Issue Origin
After having a glorious battle that lasted two days and three nights (and amazing ideas and thoughts from the comments) I’ve finally managed to fix this issue!
I’d like to post an answer for anybody running into similar issues where the string.Substring(i, j) function is not an acceptable solution to get the substring of a string because the string is either too large and you can’t afford the copying done by string.Substring(i, j) (it has to make a copy because C# strings are immutable, no way around it) or the string.Substring(i, j) is being called a huge number of times over the same string (like in my nested for loops) giving the garbage collector a hard time, or as in my case both!
Attempts
I’ve tried many suggested things such as the StringBuilder, Streams, unmanaged memory allocation using Intptr and Marshal within the unsafe{} block and even creating an IEnumerable and yield return the characters by reference within the given positions. All of these attempts failed ultimatively because some form of joining of the data had to be done as there was no easy way for me to traverse my tree character by character without jeopardizing performance.
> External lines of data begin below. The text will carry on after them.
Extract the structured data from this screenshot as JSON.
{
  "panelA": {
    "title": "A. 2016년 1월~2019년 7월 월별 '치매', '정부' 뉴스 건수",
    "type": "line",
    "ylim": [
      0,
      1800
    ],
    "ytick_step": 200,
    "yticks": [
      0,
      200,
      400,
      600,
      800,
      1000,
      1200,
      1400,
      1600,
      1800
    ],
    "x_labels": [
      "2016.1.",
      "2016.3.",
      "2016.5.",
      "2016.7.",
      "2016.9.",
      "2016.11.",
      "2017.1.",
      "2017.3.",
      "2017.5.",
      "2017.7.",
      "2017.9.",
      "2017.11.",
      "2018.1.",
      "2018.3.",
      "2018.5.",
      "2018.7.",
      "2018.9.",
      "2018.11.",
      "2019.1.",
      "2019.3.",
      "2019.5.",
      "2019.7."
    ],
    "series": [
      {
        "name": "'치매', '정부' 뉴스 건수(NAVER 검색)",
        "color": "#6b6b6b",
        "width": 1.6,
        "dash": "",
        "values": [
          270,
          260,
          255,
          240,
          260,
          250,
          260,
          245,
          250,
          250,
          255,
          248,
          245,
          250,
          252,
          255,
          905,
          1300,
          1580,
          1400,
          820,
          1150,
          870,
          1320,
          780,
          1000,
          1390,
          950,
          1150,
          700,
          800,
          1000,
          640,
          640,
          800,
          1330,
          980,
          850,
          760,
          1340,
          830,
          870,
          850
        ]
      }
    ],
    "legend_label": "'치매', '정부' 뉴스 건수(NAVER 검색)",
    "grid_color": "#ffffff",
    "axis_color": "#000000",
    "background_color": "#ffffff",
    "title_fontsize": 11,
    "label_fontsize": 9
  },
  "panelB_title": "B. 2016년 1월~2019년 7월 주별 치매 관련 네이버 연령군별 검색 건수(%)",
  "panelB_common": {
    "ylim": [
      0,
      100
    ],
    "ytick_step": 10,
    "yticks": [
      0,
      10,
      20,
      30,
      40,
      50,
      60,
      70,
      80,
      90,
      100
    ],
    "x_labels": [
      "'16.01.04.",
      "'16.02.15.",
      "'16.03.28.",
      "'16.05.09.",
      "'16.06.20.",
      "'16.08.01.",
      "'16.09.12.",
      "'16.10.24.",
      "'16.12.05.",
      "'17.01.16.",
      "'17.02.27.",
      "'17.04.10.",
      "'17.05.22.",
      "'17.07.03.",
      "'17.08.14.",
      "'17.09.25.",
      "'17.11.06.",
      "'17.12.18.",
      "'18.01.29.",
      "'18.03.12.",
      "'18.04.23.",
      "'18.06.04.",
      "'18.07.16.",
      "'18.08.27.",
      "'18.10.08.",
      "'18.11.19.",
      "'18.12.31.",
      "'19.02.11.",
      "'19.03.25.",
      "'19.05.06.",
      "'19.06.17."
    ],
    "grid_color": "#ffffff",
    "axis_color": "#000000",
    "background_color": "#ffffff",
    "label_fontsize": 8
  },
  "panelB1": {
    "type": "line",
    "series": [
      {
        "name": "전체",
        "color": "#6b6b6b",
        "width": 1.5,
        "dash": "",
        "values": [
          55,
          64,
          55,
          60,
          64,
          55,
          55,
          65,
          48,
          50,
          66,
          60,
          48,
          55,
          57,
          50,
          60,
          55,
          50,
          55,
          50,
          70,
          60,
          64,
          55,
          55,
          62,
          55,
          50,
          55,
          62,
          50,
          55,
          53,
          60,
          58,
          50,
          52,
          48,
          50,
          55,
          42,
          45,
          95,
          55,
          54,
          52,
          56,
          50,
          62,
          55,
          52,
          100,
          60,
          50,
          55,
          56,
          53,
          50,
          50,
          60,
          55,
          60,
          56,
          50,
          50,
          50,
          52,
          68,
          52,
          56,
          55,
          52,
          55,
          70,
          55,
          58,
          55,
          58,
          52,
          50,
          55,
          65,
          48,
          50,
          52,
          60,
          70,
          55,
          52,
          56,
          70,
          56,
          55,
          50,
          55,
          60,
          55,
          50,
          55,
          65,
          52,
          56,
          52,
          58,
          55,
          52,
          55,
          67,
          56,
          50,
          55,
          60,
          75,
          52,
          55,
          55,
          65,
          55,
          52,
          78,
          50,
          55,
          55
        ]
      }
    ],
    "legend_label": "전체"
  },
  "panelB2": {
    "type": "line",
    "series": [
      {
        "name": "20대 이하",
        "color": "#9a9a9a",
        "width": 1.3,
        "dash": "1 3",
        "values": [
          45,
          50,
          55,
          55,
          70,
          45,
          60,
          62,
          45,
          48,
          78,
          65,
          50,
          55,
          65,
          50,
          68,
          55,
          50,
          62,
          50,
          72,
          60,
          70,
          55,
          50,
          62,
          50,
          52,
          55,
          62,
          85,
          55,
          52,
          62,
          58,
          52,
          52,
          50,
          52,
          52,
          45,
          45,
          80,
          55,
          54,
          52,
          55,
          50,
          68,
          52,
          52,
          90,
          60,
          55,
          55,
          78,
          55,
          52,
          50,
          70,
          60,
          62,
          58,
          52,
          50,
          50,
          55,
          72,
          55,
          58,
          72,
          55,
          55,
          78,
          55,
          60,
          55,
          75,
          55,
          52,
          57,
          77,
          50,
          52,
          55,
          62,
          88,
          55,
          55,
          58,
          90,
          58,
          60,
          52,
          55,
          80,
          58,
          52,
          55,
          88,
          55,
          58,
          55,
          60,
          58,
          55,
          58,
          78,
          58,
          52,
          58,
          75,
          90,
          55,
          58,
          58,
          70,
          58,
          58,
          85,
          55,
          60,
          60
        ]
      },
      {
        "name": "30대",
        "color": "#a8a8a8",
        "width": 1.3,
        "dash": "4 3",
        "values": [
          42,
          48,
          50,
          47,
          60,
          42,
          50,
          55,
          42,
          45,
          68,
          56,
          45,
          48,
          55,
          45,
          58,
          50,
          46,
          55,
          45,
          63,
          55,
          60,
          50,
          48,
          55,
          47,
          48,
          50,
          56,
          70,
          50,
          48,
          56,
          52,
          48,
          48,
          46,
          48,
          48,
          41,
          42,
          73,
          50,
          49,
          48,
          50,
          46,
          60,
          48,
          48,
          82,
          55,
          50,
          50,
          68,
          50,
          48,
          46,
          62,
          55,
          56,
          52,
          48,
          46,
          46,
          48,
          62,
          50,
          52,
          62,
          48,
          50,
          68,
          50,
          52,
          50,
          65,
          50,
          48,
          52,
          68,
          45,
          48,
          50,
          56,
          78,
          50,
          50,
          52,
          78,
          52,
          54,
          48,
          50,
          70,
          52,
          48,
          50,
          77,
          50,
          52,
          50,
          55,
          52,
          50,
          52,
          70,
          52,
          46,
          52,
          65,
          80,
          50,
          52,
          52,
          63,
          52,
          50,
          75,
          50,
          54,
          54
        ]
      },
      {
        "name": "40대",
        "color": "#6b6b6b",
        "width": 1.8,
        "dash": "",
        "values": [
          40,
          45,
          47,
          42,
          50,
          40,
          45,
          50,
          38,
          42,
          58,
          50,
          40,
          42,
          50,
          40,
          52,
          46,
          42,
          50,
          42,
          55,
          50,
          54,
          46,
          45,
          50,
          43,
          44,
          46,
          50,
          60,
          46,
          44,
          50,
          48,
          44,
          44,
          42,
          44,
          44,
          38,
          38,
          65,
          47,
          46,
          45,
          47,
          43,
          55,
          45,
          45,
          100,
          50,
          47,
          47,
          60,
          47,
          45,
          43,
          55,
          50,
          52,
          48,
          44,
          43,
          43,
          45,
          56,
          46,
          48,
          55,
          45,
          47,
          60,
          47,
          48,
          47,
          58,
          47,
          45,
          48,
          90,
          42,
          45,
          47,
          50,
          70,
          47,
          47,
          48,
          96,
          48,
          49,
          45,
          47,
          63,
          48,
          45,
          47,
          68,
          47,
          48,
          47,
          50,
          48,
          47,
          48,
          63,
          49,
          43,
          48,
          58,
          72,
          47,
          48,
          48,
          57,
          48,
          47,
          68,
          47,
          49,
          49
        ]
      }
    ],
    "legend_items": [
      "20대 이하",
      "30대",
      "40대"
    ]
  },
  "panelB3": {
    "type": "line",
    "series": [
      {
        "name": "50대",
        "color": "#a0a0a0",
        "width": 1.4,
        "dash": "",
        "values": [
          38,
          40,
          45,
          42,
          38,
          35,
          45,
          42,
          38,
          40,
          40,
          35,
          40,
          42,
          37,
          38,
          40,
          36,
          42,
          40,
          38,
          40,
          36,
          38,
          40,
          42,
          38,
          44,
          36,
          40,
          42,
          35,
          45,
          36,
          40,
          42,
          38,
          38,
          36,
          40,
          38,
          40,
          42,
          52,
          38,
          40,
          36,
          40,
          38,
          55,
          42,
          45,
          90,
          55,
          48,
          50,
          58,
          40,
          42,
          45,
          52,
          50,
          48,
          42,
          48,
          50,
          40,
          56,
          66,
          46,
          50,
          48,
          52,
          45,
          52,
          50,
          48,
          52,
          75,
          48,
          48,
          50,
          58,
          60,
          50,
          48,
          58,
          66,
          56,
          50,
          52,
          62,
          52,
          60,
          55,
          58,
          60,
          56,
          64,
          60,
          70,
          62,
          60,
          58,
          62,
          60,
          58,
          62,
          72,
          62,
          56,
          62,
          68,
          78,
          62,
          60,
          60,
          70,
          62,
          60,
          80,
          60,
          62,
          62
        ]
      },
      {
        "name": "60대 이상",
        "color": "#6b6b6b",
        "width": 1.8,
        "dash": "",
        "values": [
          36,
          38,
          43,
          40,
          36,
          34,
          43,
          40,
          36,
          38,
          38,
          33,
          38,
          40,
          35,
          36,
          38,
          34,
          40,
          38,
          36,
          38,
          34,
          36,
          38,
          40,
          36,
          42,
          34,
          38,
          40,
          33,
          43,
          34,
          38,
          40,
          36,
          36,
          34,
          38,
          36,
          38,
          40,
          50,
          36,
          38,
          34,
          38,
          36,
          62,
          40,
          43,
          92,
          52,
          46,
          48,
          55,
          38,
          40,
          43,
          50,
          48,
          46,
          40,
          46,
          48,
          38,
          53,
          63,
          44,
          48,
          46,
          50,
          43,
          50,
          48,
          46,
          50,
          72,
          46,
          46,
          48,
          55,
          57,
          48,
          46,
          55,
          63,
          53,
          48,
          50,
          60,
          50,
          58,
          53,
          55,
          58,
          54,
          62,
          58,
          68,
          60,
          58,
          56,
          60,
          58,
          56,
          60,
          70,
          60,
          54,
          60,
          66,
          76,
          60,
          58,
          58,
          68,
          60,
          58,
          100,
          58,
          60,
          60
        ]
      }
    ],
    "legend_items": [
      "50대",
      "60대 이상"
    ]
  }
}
If only there was a way to span over multiple memory addresses within an array at once like you would be able to in C++ with some pointer arithmetic.. except there is..
(credits to @Ivan Stoev’s comment)
The Solution
The solution was using System.ReadOnlySpan<T> (couldn’t be System.Span<T> due to strings being immutable) which, among other things, allows us to read sub arrays of memory addresses within an existing array without creating copies.
This piece of the code posted:
string _s1 = s1.Substring(i, j);
if (stree.has(_s1))
{
score += j - i;
longest = j - i;
}
Was changed to the following:
if (stree.has(i, j))
{
score += j - i;
longest = j - i;
}
Where stree.has() now takes two integers (position and length of substring) and does:
ReadOnlySpan<char> substr = s1.AsSpan(i, j);
Notice that the substr variable is literally a reference to a subset of characters of the initial s1 array and not a copy! (The s1 variable had been made accessible from this function)
Note that at the moment of writing this I am using C#7.2 and .NET Framework 4.6.1 meaning that to get the Span feature I had to go to Project > Manage NuGet Packages, tick the “Include prerelease” checkbox and browse for System.Memory and install it.
Re-running the initial test (on strings of length 1 milion characters i.e. 1MB) the speed increased from 2+ minutes (I gave up waiting after 2 minutes) to ~86 miliseconds!!